For the first time since July I managed to get out and operate last night. Sadly I made no successful contacts:
- During the 20:56 - 21:08 pass of CUTE-1.7 + APD II (21° peak) my TH-F7E radio went into a mode that I’ve never seen before. By the time I’d worked out how to reset it without wiping its memory (“Fn+Pwr” for future reference…) the pass was over.
- The other two passes that occurred while I was set up were both low enough that it’s entirely likely that there were buildings in the way:
- 21:27 - 21:34 NAYIF-1 (EO-88) (7° peak)
- 22:00 - 22:11 FO-29 (JAS-2) (10° peak)
I did make two important pieces of progress:
- This was my first use of an SLA field under their Land for Community Use program.

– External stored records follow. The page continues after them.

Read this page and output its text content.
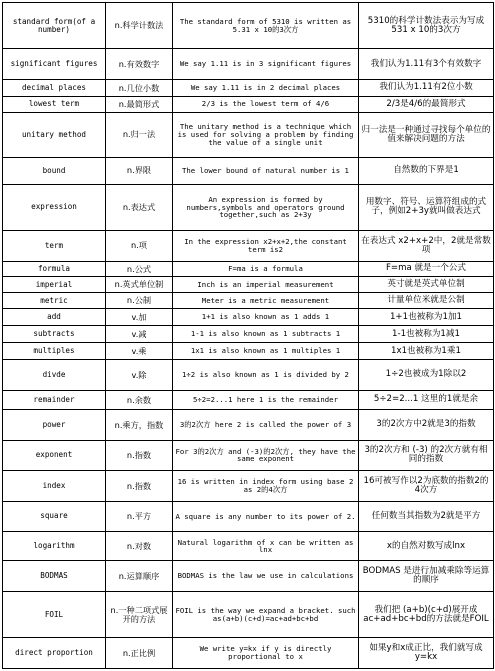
standard form(of a number)	n.科学计数法	The standard form of 5310 is written as 5.31 x 10的3次方	5310的科学计数法表示为写成531 x 10的3次方
significant figures	n.有效数字	We say 1.11 is in 3 significant figures	我们认为1.11有3个有效数字
decimal places	n.几位小数	We say 1.11 is in 2 decimal places	我们认为1.11有2位小数
lowest term	n.最简形式	2/3 is the lowest term of 4/6	2/3是4/6的最简形式
unitary method	n.归一法	The unitary method is a technique which is used for solving a problem by finding the value of a single unit	归一法是一种通过寻找每个单位的值来解决问题的方法
bound	n.界限	The lower bound of natural number is 1	自然数的下界是1
expression	n.表达式	An expression is formed by numbers,symbols and operators ground together,such as 2+3y	用数字、符号、运算符组成的式子，例如2+3y就叫做表达式
term	n.项	In the expression x2+x+2,the constant term is2	在表达式 x2+x+2中，2就是常数项
formula	n.公式	F=ma is a formula	F=ma 就是一个公式
imperial	n.英式单位制	Inch is an imperial measurement	英寸就是英式单位制
metric	n.公制	Meter is a metric measurement	计量单位米就是公制
add	v.加	1+1 is also known as 1 adds 1	1+1也被称为1加1
subtracts	v.减	1-1 is also known as 1 subtracts 1	1-1也被称为1减1
multiples	v.乘	1x1 is also known as 1 multiples 1	1x1也被称为1乘1
divde	v.除	1÷2 is also known as 1 is divided by 2	1÷2也被成为1除以2
remainder	n.余数	5÷2=2...1 here 1 is the remainder	5÷2=2...1 这里的1就是余
power	n.乘方，指数	3的2次方 here 2 is called the power of 3	3的2次方中2就是3的指数
exponent	n.指数	For 3的2次方 and (-3)的2次方, they have the same exponent	3的2次方和 (-3) 的2次方就有相同的指数
index	n.指数	16 is written in index form using base 2 as 2的4次方	16可被写作以2为底数的指数2的4次方
square	n.平方	A square is any number to its power of 2.	任何数当其指数为2就是平方
logarithm	n.对数	Natural logarithm of x can be written as lnx	x的自然对数写成lnx
BODMAS	n.运算顺序	BODMAS is the law we use in calculations	BODMAS 是进行加减乘除等运算的顺序
FOIL	n.一种二项式展开的方法	FOIL is the way we expand a bracket. such as(a+b)(c+d)=ac+ad+bc+bd	我们把 (a+b)(c+d)展开成ac+ad+bc+bd的方法就是FOIL
direct proportion	n.正比例	We write y=kx if y is directly proportional to x	如果y和x成正比，我们就写成y=kx
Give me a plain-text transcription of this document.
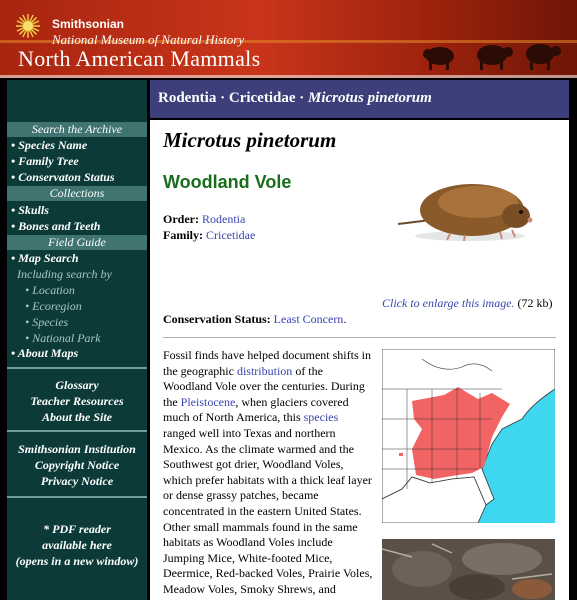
Smithsonian
National Museum of Natural History
North American Mammals
Search the Archive
• Species Name
• Family Tree
• Conservaton Status
Collections
• Skulls
• Bones and Teeth
Field Guide
• Map Search
Including search by
• Location
• Ecoregion
• Species
• National Park
• About Maps
Glossary
Teacher Resources
About the Site
Smithsonian Institution
Copyright Notice
Privacy Notice
* PDF reader
available here
(opens in a new window)
Rodentia · Cricetidae · Microtus pinetorum
Microtus pinetorum
Woodland Vole
Order: Rodentia
Family: Cricetidae
Click to enlarge this image. (72 kb)
Conservation Status: Least Concern.
Fossil finds have helped document shifts in the geographic distribution of the Woodland Vole over the centuries. During the Pleistocene, when glaciers covered much of North America, this species ranged well into Texas and northern Mexico. As the climate warmed and the Southwest got drier, Woodland Voles, which prefer habitats with a thick leaf layer or dense grassy patches, became concentrated in the eastern United States. Other small mammals found in the same habitats as Woodland Voles include Jumping Mice, White-footed Mice, Deermice, Red-backed Voles, Prairie Voles, Meadow Voles, Smoky Shrews, and
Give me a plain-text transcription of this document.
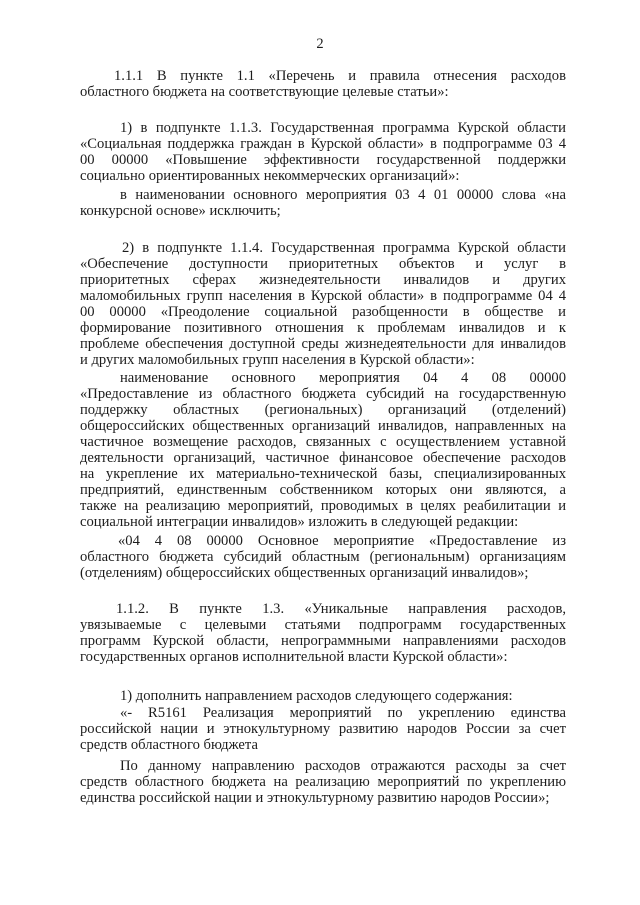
2
1.1.1 В пункте 1.1 «Перечень и правила отнесения расходов
областного бюджета на соответствующие целевые статьи»:
1) в подпункте 1.1.3. Государственная программа Курской области
«Социальная поддержка граждан в Курской области» в подпрограмме 03 4
00 00000 «Повышение эффективности государственной поддержки
социально ориентированных некоммерческих организаций»:
в наименовании основного мероприятия 03 4 01 00000 слова «на
конкурсной основе» исключить;
2) в подпункте 1.1.4. Государственная программа Курской области
«Обеспечение доступности приоритетных объектов и услуг в
приоритетных сферах жизнедеятельности инвалидов и других
маломобильных групп населения в Курской области» в подпрограмме 04 4
00 00000 «Преодоление социальной разобщенности в обществе и
формирование позитивного отношения к проблемам инвалидов и к
проблеме обеспечения доступной среды жизнедеятельности для инвалидов
и других маломобильных групп населения в Курской области»:
наименование основного мероприятия 04 4 08 00000
«Предоставление из областного бюджета субсидий на государственную
поддержку областных (региональных) организаций (отделений)
общероссийских общественных организаций инвалидов, направленных на
частичное возмещение расходов, связанных с осуществлением уставной
деятельности организаций, частичное финансовое обеспечение расходов
на укрепление их материально-технической базы, специализированных
предприятий, единственным собственником которых они являются, а
также на реализацию мероприятий, проводимых в целях реабилитации и
социальной интеграции инвалидов» изложить в следующей редакции:
«04 4 08 00000 Основное мероприятие «Предоставление из
областного бюджета субсидий областным (региональным) организациям
(отделениям) общероссийских общественных организаций инвалидов»;
1.1.2. В пункте 1.3. «Уникальные направления расходов,
увязываемые с целевыми статьями подпрограмм государственных
программ Курской области, непрограммными направлениями расходов
государственных органов исполнительной власти Курской области»:
1) дополнить направлением расходов следующего содержания:
«- R5161 Реализация мероприятий по укреплению единства
российской нации и этнокультурному развитию народов России за счет
средств областного бюджета
По данному направлению расходов отражаются расходы за счет
средств областного бюджета на реализацию мероприятий по укреплению
единства российской нации и этнокультурному развитию народов России»;
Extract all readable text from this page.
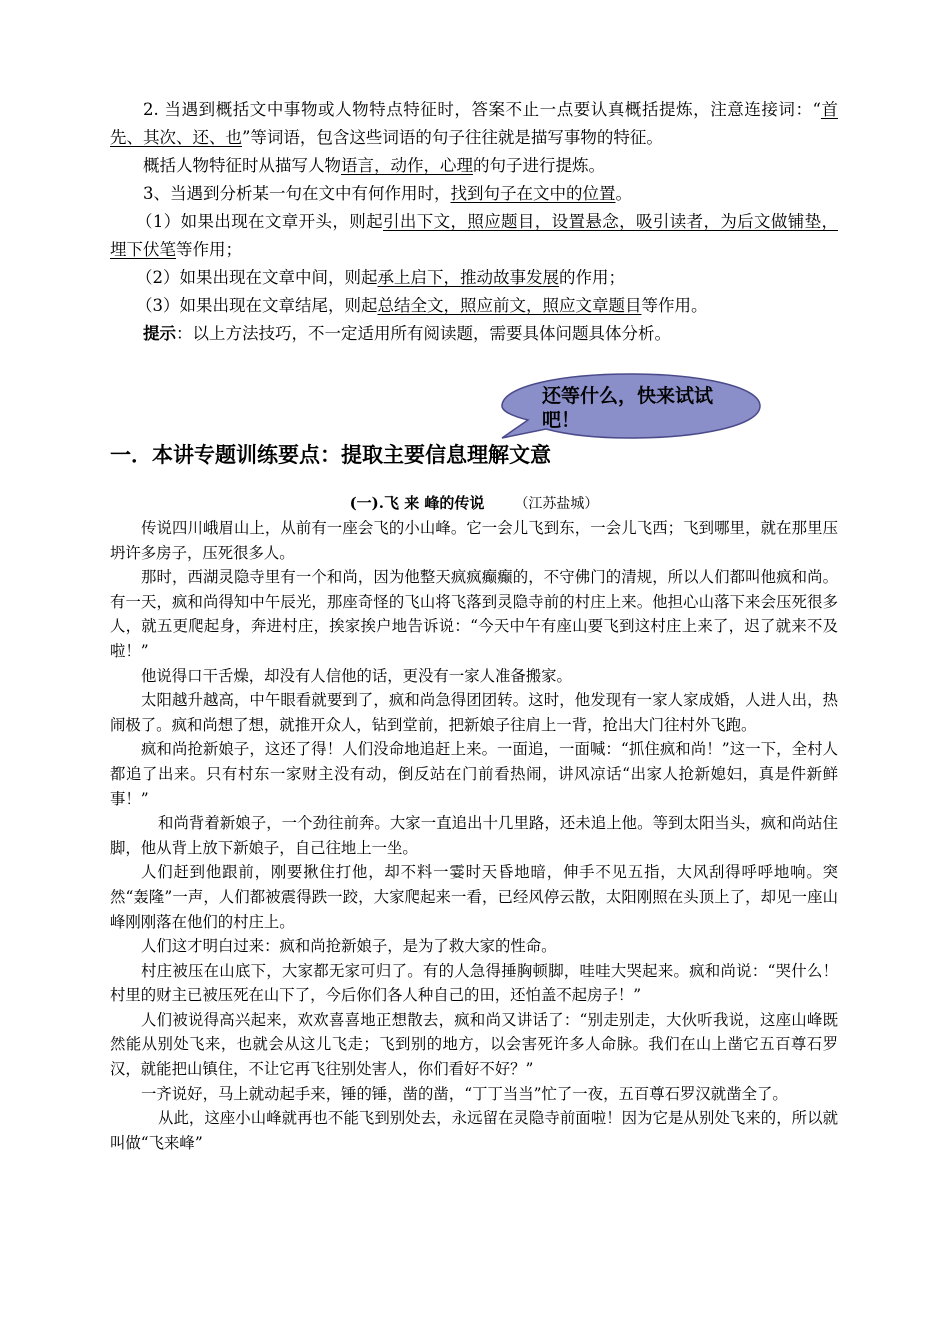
2. 当遇到概括文中事物或人物特点特征时，答案不止一点要认真概括提炼，注意连接词：“首先、其次、还、也”等词语，包含这些词语的句子往往就是描写事物的特征。

概括人物特征时从描写人物语言，动作，心理的句子进行提炼。

3、当遇到分析某一句在文中有何作用时，找到句子在文中的位置。

（1）如果出现在文章开头，则起引出下文，照应题目，设置悬念，吸引读者，为后文做铺垫，埋下伏笔等作用；

（2）如果出现在文章中间，则起承上启下，推动故事发展的作用；

（3）如果出现在文章结尾，则起总结全文，照应前文，照应文章题目等作用。

提示：以上方法技巧，不一定适用所有阅读题，需要具体问题具体分析。

还等什么，快来试试吧！
一．本讲专题训练要点：提取主要信息理解文意
(一).飞 来 峰的传说 （江苏盐城）

传说四川峨眉山上，从前有一座会飞的小山峰。它一会儿飞到东，一会儿飞西；飞到哪里，就在那里压坍许多房子，压死很多人。

那时，西湖灵隐寺里有一个和尚，因为他整天疯疯癫癫的，不守佛门的清规，所以人们都叫他疯和尚。有一天，疯和尚得知中午辰光，那座奇怪的飞山将飞落到灵隐寺前的村庄上来。他担心山落下来会压死很多人，就五更爬起身，奔进村庄，挨家挨户地告诉说：“今天中午有座山要飞到这村庄上来了，迟了就来不及啦！”

他说得口干舌燥，却没有人信他的话，更没有一家人准备搬家。

太阳越升越高，中午眼看就要到了，疯和尚急得团团转。这时，他发现有一家人家成婚，人进人出，热闹极了。疯和尚想了想，就推开众人，钻到堂前，把新娘子往肩上一背，抢出大门往村外飞跑。

疯和尚抢新娘子，这还了得！人们没命地追赶上来。一面追，一面喊：“抓住疯和尚！”这一下，全村人都追了出来。只有村东一家财主没有动，倒反站在门前看热闹，讲风凉话“出家人抢新媳妇，真是件新鲜事！”

和尚背着新娘子，一个劲往前奔。大家一直追出十几里路，还未追上他。等到太阳当头，疯和尚站住脚，他从背上放下新娘子，自己往地上一坐。

人们赶到他跟前，刚要揪住打他，却不料一霎时天昏地暗，伸手不见五指，大风刮得呼呼地响。突然“轰隆”一声，人们都被震得跌一跤，大家爬起来一看，已经风停云散，太阳刚照在头顶上了，却见一座山峰刚刚落在他们的村庄上。

人们这才明白过来：疯和尚抢新娘子，是为了救大家的性命。

村庄被压在山底下，大家都无家可归了。有的人急得捶胸顿脚，哇哇大哭起来。疯和尚说：“哭什么！村里的财主已被压死在山下了，今后你们各人种自己的田，还怕盖不起房子！”

人们被说得高兴起来，欢欢喜喜地正想散去，疯和尚又讲话了：“别走别走，大伙听我说，这座山峰既然能从别处飞来，也就会从这儿飞走；飞到别的地方，以会害死许多人命脉。我们在山上凿它五百尊石罗汉，就能把山镇住，不让它再飞往别处害人，你们看好不好？”

一齐说好，马上就动起手来，锤的锤，凿的凿，“丁丁当当”忙了一夜，五百尊石罗汉就凿全了。

从此，这座小山峰就再也不能飞到别处去，永远留在灵隐寺前面啦！因为它是从别处飞来的，所以就叫做“飞来峰”
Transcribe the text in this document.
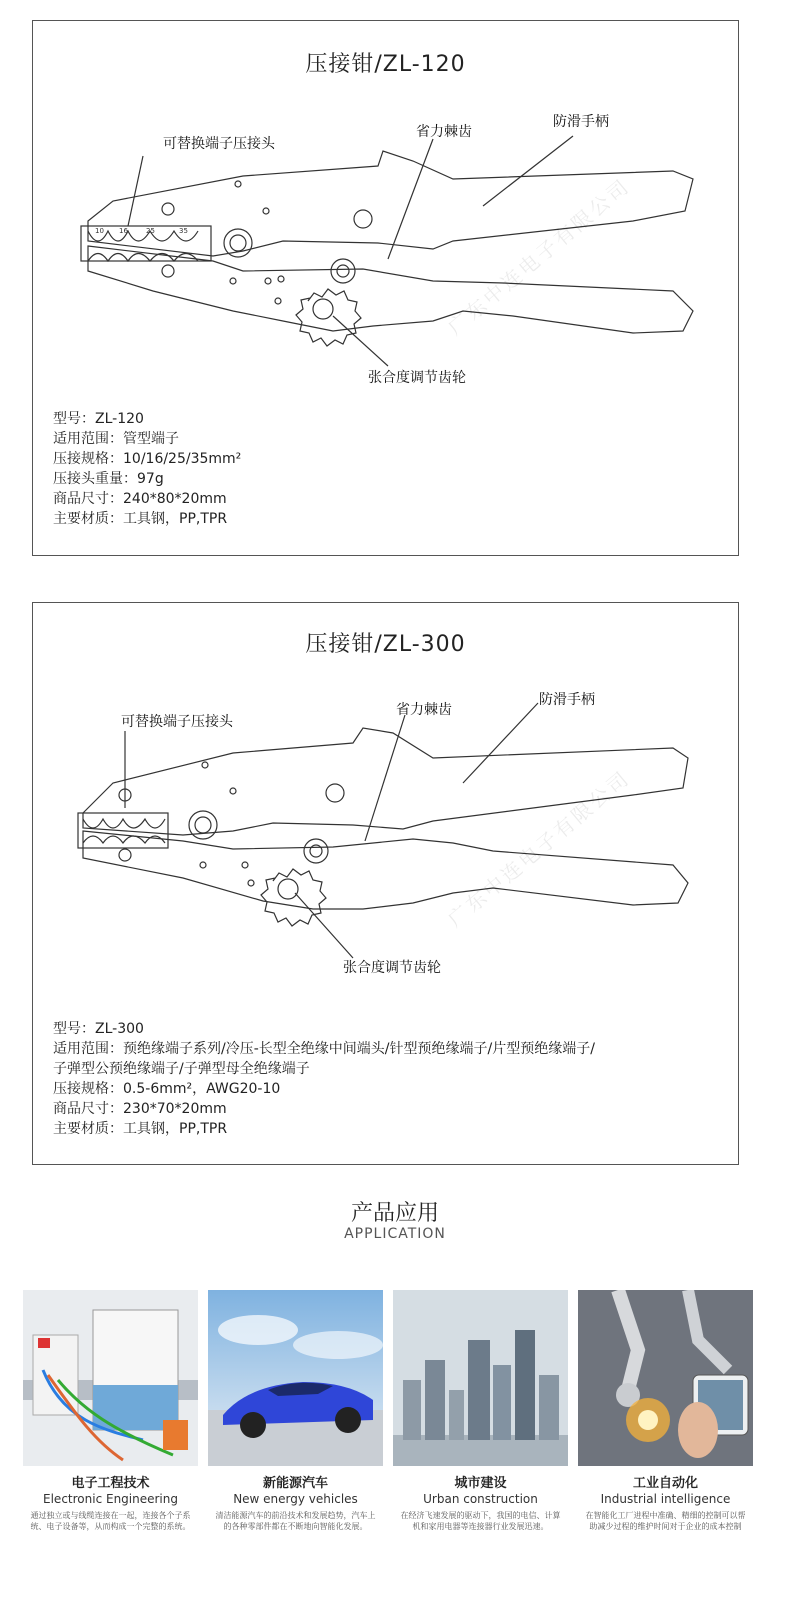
压接钳/ZL-120
10 16	25	35
可替换端子压接头
省力棘齿
防滑手柄
张合度调节齿轮
广东中连电子有限公司
型号：ZL-120
适用范围：管型端子
压接规格：10/16/25/35mm²
压接头重量：97g
商品尺寸：240*80*20mm
主要材质：工具钢，PP,TPR
压接钳/ZL-300
可替换端子压接头
省力棘齿
防滑手柄
张合度调节齿轮
广东中连电子有限公司
型号：ZL-300
适用范围：预绝缘端子系列/冷压-长型全绝缘中间端头/针型预绝缘端子/片型预绝缘端子/
子弹型公预绝缘端子/子弹型母全绝缘端子
压接规格：0.5-6mm²，AWG20-10
商品尺寸：230*70*20mm
主要材质：工具钢，PP,TPR
产品应用
APPLICATION
电子工程技术
Electronic Engineering
通过独立或与线缆连接在一起，连接各个子系统、电子设备等，从而构成一个完整的系统。
新能源汽车
New energy vehicles
清洁能源汽车的前沿技术和发展趋势，汽车上的各种零部件都在不断地向智能化发展。
城市建设
Urban construction
在经济飞速发展的驱动下，我国的电信、计算机和家用电器等连接器行业发展迅速。
工业自动化
Industrial intelligence
在智能化工厂进程中准确、精细的控制可以帮助减少过程的维护时间对于企业的成本控制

A huge thanks to SLA both for their consent and for the speed and simplicity of their process; it took exactly a week from making my initial phone call to receiving consent in writing.
- I modified hamlib to support the wire protocol that the WRAPS firmware uses, meaning that I could use Gpredict under Linux, instead of running ’90s era shareware under Windows which I’ve been doing to date. WRAPS uses the protocol developed for the SAEBRTrack tracker which - in turn - is a simplified version of something called Easycomm. Getting it to work required a one-line change; integrating this as an additional protocol will require more work.
In addition to learning more about the radio, I also received gentle reminders about the need to find a way to contain cable locations and possibly to move the controller circuit board. Nothing was permanently damaged, but various plugs were pulled out, and the circuit board was nearly damaged by rotation at ~0° during repositioning between passes causing part of the boom to snag it. I may address this by lengthening the motor and sense cables and moving the controller down the mast.